Quantized growth of semiconductor nanoparticles, investigation of aggregation dynamics and the growth kinetics

Abstract

Colloidal semiconductor nanoparticles will be important and practical next generation materials that can be cheaply manufactured. The objective of this project is to gain more inside into chemistry is used to control the formation and assembly of semiconductor nanoparticles (NPs). As a model system CdSe and CdTe nanoparticles are used in this work. The growth kinetics, aggregation dynamics, and heterogeneous growth of NPs by using novel tools such as; in-situ monitored fluorescence and absorption techniques, time-resolved and static fluorescence spectroscopy, TEM (transmission electron microscopy), and numerical simulations are studied. This study can be divided into the following four parts. The first part presents experimental observation of the quantized growth of CdTe quantum dots (QD). The high-temperature absorption spectra indicate the evolution of multiple peaks corresponding to various sizes of QDs. The observed aggregation is driven by dipole-dipole interaction of NPs.

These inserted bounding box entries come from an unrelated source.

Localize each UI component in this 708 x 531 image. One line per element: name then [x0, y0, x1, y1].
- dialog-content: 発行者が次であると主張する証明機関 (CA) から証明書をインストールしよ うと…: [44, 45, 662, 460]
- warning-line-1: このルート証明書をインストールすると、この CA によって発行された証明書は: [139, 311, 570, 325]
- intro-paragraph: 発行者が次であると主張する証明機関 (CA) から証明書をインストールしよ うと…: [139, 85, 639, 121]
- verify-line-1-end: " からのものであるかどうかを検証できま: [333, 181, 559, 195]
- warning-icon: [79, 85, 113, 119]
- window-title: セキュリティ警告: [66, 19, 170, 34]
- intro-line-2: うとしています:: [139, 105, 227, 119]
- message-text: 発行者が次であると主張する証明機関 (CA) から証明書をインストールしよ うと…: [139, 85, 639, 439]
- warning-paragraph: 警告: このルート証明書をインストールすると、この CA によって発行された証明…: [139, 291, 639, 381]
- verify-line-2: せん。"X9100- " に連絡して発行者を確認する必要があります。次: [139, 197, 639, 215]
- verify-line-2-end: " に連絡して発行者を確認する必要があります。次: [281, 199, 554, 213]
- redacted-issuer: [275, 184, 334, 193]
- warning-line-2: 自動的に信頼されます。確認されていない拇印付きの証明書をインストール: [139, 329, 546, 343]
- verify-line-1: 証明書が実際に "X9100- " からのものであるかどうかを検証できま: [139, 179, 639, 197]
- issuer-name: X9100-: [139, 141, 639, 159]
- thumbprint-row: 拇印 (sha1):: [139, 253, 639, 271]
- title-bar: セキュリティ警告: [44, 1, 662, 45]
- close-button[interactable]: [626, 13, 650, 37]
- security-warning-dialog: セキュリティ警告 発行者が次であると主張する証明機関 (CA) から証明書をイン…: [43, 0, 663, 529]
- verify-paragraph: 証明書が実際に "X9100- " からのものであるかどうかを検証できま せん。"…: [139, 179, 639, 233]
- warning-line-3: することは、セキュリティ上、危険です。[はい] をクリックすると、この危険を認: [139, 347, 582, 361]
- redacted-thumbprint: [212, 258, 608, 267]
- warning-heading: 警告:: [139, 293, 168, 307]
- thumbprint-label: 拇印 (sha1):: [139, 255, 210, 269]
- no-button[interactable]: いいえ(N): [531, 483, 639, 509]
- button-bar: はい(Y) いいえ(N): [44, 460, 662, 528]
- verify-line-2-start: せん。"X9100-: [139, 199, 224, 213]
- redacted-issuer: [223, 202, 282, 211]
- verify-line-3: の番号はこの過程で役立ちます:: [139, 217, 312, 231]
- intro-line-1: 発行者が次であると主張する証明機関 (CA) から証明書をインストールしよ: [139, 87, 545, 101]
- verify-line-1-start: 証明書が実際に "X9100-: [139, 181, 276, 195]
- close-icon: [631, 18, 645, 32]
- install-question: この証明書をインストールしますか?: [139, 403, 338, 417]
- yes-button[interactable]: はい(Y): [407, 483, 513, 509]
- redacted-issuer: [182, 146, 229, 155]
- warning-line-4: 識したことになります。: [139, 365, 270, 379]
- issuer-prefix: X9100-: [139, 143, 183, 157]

The second part is an investigation of the aggregation dynamics of magic-sized CdTe quantum dots and how this process can be controlled. It is shown that the growth kinetics of the QDs is very sensitive to the Cd/Te ratio. Cd-rich conditions form very different aggregation pattern due to the lack of formation of magic-sized nanoparticles. Simulations also suggest that the formation mechanism is mainly coalescence of the particles rather than the ‘neck formation’ within the CdTe aggregates. The next part investigates the growth of NPs in the presence of two distinctly sized NPs in the bimodal growth regime via numerical simulations. The bimodal distribution (or quantized Ostwald ripening) technique is found to be a slower process than the repeated injection technique to focus the size distribution of NPs. Slower growth will reduce inhomogeneity in a scaled-up production of NPs. The last part focuses on the effect of addition of doping on vii heterogeneous growth and the growth kinetics. The low temperature synthesis lacks the heterogeneous growth regime. However, as the temperature is increased to 120 0C, two different sizes emerge. Addition of In dopants seems to accelerate the growth kinetics and the magic sized NPs in the solution possess a negative anisotropy that is most likely due to supperlatice formation of magic-sized NPs.